В саду памяти - Иоанна Ольчак-Роникер
Шрифт:
Интервал:
Закладка:
К сожалению, воспоминания моей матери об Ирэне слишком общи, полны недоговоренностей и намеков. В те годы, когда они появились, даже упоминать нельзя было о ее аковском прошлом. Обходить приходилось любые мелочи ее конспиративной деятельности. Вот так вместе с участниками событий тех оккупационных лет сгинула важная о них правда. Реалистического портрета Ирэны, называвшейся тогда Нэной, просто не существует. А жаль. Она была воплощением воспетой польской женственности, соединившей в себе красоту и мужество. Внешне неразговорчивая, она всерьез воспринимала старосветский кодекс чести, в котором любовь к ближнему не была пустым словом. В Ирэне сочетались, казалось бы, противоречивые черты: женское кокетство, беззаботность и жизнерадостность с отзывчивым отношением к чужому горю, с повышенной ответственностью и пренебрежением опасностью, которая могла подстерегать. Она была как дыхание жизни, как волна надежды, благоухающая, нарядная, яркая, в черной потертой шубке, под бархатной тенью фетровой шляпы, — писала моя мать.

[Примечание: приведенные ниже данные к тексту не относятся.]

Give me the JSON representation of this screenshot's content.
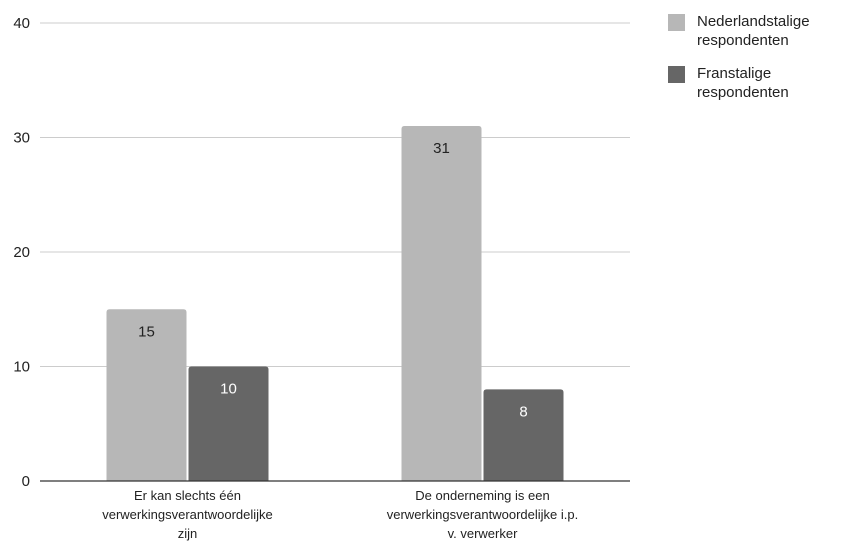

Нэну я помню хорошо. Это именно она, по совету сестер Конгрегации Непорочного Зачатия Пресвятой Девы Марии, привезла меня из Жбикувека в Варшаву в интернат на Казимежовской улице.
Ясно вижу первую встречу с этим домом. Стою в углу огромного гимназического зала и судорожно сжимаю руку Ирэны. Блестящий пол пахнет свежей мастикой, у стен по-турецки сложив ноги, сидят девочки, их много, все с интересом смотрят на меня. От стыда и страха готова умереть. Первый раз в жизни осталась одна, на новом месте, среди чужих людей. Мне хочется вырваться от Ирэны и с плачем кинуться вон. Домой. Но ведь я знаю, что это невозможно. Дома нет, а если тут я закачу «сцену» — самое оскорбительное замечание бабки по поводу моих истерик, — это на веки веков скомпрометирует меня в глазах девочек, но мне при этом не поможет. Итак, принимаю первое в жизни осознанное решение. Отпускаю руку Ирэны и на этом блестящем полу, назло судьбе, делаю кувырок, потом второй, третий, и вот так, кувыркаясь, оказываюсь на другом конце зала. Девочки аплодируют, сестры смеются. С уверенностью, что завоевала их сердца чувствую: меня приняли, значит, — вне опасности.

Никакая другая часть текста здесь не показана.